The Amnesty International draft policy that they recently voted to adopt included a paragraph on children in sex work:
Amnesty International considers children involved in commercial sex acts to be victims of sexual exploitation, entitled to support, reparations, and remedies, in line with international human rights law. States must take all appropriate measures to prevent violence and exploitation of children. The best interests of the child should, in all cases, be a primary consideration and the state should preserve the right of the child to be heard and to have his or her views given due weight in accordance with their age and maturity.
While at first glance this policy reads as supportive, in line with the protections we’d all want for our children, there is no denying that “appropriate measures” against underage sex work equate in essence to advocating an end demand approach. This means that young workers will still have to face trailing by police and rescue operations— and they will continue to have even more limited clientele.
So why was this draft proposal uncritically supported by sex workers and sex worker groups?
Ultimately, we fear policies that are much worse. Fighting against one aspect of a pro-sex worker policy could lead to a complete seachange in our allies’ attitudes, and with policies like this under direct fire from abolitionists intending to criminalize the sex industry altogether, the priority is given to protecting the better option rather than creating the best possible solution. The voices that are fighting against criminalization are often unaffected by legislation which harms underage workers. Minors become collateral damage in efforts to avoid end demand models or criminalization for all.
Criminalization of underage workers is an accepted norm. Young workers do not believe that they have the option to advocate for legal acceptance, and older workers aren’t willing or able to risk themselves to fight for younger ones. It’s a dynamic that is mirrored everywhere, down to young street-based workers being forced to work in different areas so that older street workers don’t have to deal with the police attention often drawn by sex working minors. Underage workers are pushed to the fringes of our community again and again, with no regard for whether these tactics will actually offer them any protection.

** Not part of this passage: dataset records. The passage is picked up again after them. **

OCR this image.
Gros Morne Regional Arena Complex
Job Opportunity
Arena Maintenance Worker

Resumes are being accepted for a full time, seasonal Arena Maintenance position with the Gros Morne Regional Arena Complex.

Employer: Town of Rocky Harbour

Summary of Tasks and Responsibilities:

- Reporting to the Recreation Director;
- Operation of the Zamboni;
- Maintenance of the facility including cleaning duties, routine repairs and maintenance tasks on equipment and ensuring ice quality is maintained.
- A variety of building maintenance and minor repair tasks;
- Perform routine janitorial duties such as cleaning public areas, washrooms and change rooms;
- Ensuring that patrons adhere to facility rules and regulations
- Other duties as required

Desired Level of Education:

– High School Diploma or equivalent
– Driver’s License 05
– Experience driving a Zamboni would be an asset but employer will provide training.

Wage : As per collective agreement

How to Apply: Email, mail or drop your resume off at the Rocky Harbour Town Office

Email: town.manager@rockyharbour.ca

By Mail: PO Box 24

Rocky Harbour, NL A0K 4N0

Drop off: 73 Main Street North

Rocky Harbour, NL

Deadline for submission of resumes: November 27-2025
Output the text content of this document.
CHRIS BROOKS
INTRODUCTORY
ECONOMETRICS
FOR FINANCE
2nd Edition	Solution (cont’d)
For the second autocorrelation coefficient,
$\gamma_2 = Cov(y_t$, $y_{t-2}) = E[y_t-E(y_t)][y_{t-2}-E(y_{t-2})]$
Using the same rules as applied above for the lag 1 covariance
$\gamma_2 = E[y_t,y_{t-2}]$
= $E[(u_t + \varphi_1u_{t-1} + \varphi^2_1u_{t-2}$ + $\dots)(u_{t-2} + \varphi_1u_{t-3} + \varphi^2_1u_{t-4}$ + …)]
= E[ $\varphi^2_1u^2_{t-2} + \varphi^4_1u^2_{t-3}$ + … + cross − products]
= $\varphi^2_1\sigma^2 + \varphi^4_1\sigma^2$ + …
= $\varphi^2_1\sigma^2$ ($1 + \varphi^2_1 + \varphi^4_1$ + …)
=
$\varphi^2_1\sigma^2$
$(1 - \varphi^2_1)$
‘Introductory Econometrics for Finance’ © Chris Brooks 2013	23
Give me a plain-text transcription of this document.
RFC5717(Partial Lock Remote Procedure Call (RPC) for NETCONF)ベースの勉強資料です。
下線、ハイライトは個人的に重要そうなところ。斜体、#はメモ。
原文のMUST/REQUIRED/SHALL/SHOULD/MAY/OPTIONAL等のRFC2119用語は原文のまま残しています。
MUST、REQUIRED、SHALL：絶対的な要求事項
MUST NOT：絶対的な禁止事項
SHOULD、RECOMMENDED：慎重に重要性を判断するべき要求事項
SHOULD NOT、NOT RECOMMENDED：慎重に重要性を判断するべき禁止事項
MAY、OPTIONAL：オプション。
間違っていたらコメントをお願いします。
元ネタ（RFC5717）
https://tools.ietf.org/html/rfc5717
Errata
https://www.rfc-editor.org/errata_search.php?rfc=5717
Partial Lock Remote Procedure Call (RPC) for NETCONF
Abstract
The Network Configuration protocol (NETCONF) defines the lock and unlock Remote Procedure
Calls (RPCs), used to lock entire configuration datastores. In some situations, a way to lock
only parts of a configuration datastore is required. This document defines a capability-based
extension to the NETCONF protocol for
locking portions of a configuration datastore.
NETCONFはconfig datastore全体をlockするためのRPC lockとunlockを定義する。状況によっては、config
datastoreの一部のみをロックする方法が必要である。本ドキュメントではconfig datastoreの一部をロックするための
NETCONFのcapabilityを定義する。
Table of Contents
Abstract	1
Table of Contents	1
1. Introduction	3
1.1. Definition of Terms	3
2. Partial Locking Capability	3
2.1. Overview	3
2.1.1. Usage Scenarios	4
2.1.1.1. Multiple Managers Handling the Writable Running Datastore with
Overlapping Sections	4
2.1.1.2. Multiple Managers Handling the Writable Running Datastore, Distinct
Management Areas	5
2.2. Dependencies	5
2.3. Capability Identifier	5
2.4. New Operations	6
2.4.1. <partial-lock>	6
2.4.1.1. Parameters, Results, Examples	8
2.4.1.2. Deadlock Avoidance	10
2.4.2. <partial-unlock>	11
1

Criminalization and assumed victim status isn’t protection. I have worked bookings as a 13-year-old with clients in my age group, who treated me with more respect than the men I saw in brothels at age 20. I have been in bookings as a 15-year-old which I left bruised and bleeding. To assume these are equally violent, equally dangerous, and equally criminal activities leaves little option for support when young workers face genuinely dangerous situations. As the assumption that all sex work is rape does to older workers, the idea that all underage sex work is equally violating leaves underage workers in a world where they are treated as simultaneously unrapeable, and continuously raped. It strips them of their ability to provide meaningful consent, overrides their autonomy, and creates a system which works actively against them in every way possible.
What underage sex work looks like varies from worker to worker, but for most, it’s the best option they have. To rescue children from sex work, we need to stop creating policies and laws which allow us to pull them back into danger, and start focusing on creating systems that genuinely support them. We need to give them real alternatives. Then, and only then, can we talk about rescue.